El SIDA ha implicado una auténtica guerra entre la investigación científica y un microorganismo altamente mutante. Aunque este síndrome está presente desde hace muchos años entre nosotros (hoy se sabe que la transmisión al género humano ocurrió en África), no fue sino hasta el momento en que “saltó” al primer mundo que cobró notoriedad, al inicio de los años 80 del siglo pasado.
La investigación científica logró aislar en 1983 el virus de la inmunodeficiencia humana (VIH), y determinó que es el agente que causa el SIDA, responsable del deterioro de la salud y de la muerte de decenas, cientos y luego miles y millones de personas en el mundo. El VIH es en realidad un retrovirus.
Una década antes, en 1973, científicos estadounidenses habían detectado cierta clase de virus que actuaban de manera inversa en el momento de introducir su código genético en las células que podían infectar. El VIH se vale de una enzima, la retrotranscriptasa, una sustancia en su superficie que le permite adherirse a los linfocitos CD4, encargados en el sistema inmunológico humano precisamente de detectar agentes patógenos y combatirlos para no enfermar.

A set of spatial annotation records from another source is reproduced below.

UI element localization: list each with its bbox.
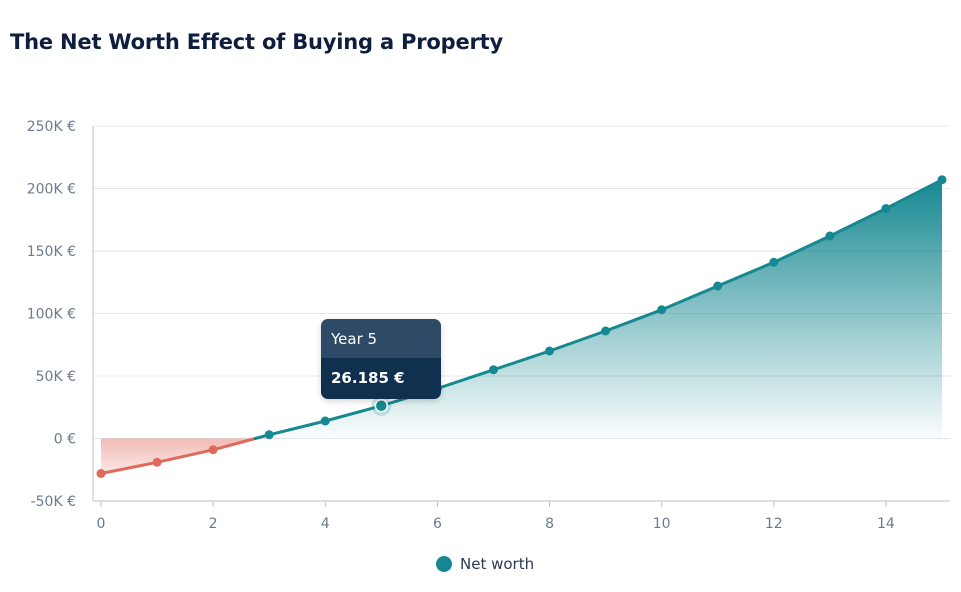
chart-title: The Net Worth Effect of Buying a Propert…	[10, 30, 503, 54]
data-point	[601, 326, 611, 336]
y-tick-label: 150K €	[27, 244, 76, 260]
data-point	[264, 430, 274, 440]
tooltip-value: 26.185 €	[321, 358, 441, 399]
x-tick-label: 6	[433, 516, 442, 532]
x-tick-label: 4	[321, 516, 330, 532]
data-point	[208, 445, 218, 455]
x-tick-label: 0	[97, 516, 106, 532]
data-point	[937, 175, 947, 185]
legend-label: Net worth	[460, 555, 535, 573]
data-point	[825, 231, 835, 241]
y-tick-label: 250K €	[27, 119, 76, 135]
data-point	[152, 457, 162, 467]
data-point	[881, 204, 891, 213]
positive-area	[255, 179, 942, 439]
y-tick-label: 200K €	[27, 182, 76, 198]
x-tick-label: 10	[653, 516, 671, 532]
tooltip-label: Year 5	[321, 319, 441, 358]
negative-series-line	[99, 437, 257, 475]
data-point	[657, 305, 667, 315]
x-tick-label: 2	[209, 516, 218, 532]
legend[interactable]: Net worth	[436, 555, 534, 573]
data-point	[545, 346, 555, 356]
data-point	[96, 469, 106, 478]
y-tick-label: 0 €	[54, 432, 76, 448]
data-point	[374, 399, 389, 413]
positive-series-line	[253, 178, 944, 440]
data-point	[769, 257, 779, 267]
data-point	[320, 416, 330, 426]
x-tick-label: 12	[765, 516, 783, 532]
legend-dot-icon	[436, 556, 452, 572]
data-point	[713, 281, 723, 291]
y-tick-label: 50K €	[36, 369, 76, 385]
x-tick-label: 8	[545, 516, 554, 532]
x-tick-label: 14	[877, 516, 895, 532]
y-tick-label: 100K €	[27, 307, 76, 323]
tooltip: Year 5 26.185 €	[321, 319, 441, 399]
y-tick-label: -50K €	[31, 494, 76, 510]
data-point	[488, 365, 498, 375]
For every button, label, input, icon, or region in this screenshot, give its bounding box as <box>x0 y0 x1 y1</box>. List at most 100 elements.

En la historia documentada del VIH-SIDA se habla de grandes tres etapas: la primera, de absoluta oscuridad, en la cual la humanidad y su ciencia observaban perplejas cómo fallecían inexorablemente personas, sin distingos de raza, credo, clase, prácticas o preferencias, víctimas de enfermedades fácilmente desactivadas por el sistema inmunológico humano.
La segunda etapa y la tercera etapas, una vez que se detectó al agente causal del SIDA, se distinguen por el diseño de estrategias y terapias orientadas por la búsqueda de medios y medicamentos capaces de atacar o, cuando menos inhibir, la virulencia del VIH. De este modo, mientras el SIDA cobraba vidas y diversos voceros en todo el mundo mostraban su pesimismo respecto de que pasarían décadas antes de hallar un remedio contra ese mal, en 1986 sobrevino la esperanza del AZT o lidovudina, un medicamento antirretroviral (ARV) cuyos efectos hicieron recuperar las defensas de los pacientes de SIDA.
Se pensó entonces en impedir la replicación del retrovirus hasta completar su ciclo reproductivo y, prácticamente, erradicarlo del organismo humano, pero no fue así. Muy poco tiempo después de las sorprendentes mejorías, las enfermedades oportunistas reaparecieron. A pesar de su pobreza genética y su rudimentario mecanismo de replicación, el VIH era capaz de mutar y resistir los embates de fármacos como el AZT.
Los científicos plantearon que quizá las deficiencias genéticas del VIH podrían ser la clave de su escurridiza supervivencia, de modo que, mientras los médicos instaban a sus pacientes a probar un esquema de tratamiento y luego otro (apenas el tiempo suficiente para que el VIH desarrollara resistencias), los investigadores buscaban nuevos inhibidores que, si bien no eliminaran el virus, lo mantuvieran a raya por periodos prolongados.
De esta época, ya a finales del siglo pasado, surgió una generación de inhibidores dirigidos a otras enzimas que el VIH utiliza para replicarse, como la proteasa. El retrovirus del SIDA mostró una vez más que era un auténtico maestro del disfraz y la mutación; desarrolló resistencias también contra esta línea de medicamentos.
El VIH resistía, luego de cierto tiempo, la acción tanto de los inhibidores de transcriptasa reversa como los de proteasa, se planteó entonces otra estrategia: ¿Podría el VIH resistir la acción conjunta de varios ARV? Esa fue la apuesta de la ciencia al iniciar el tercer milenio de la era común.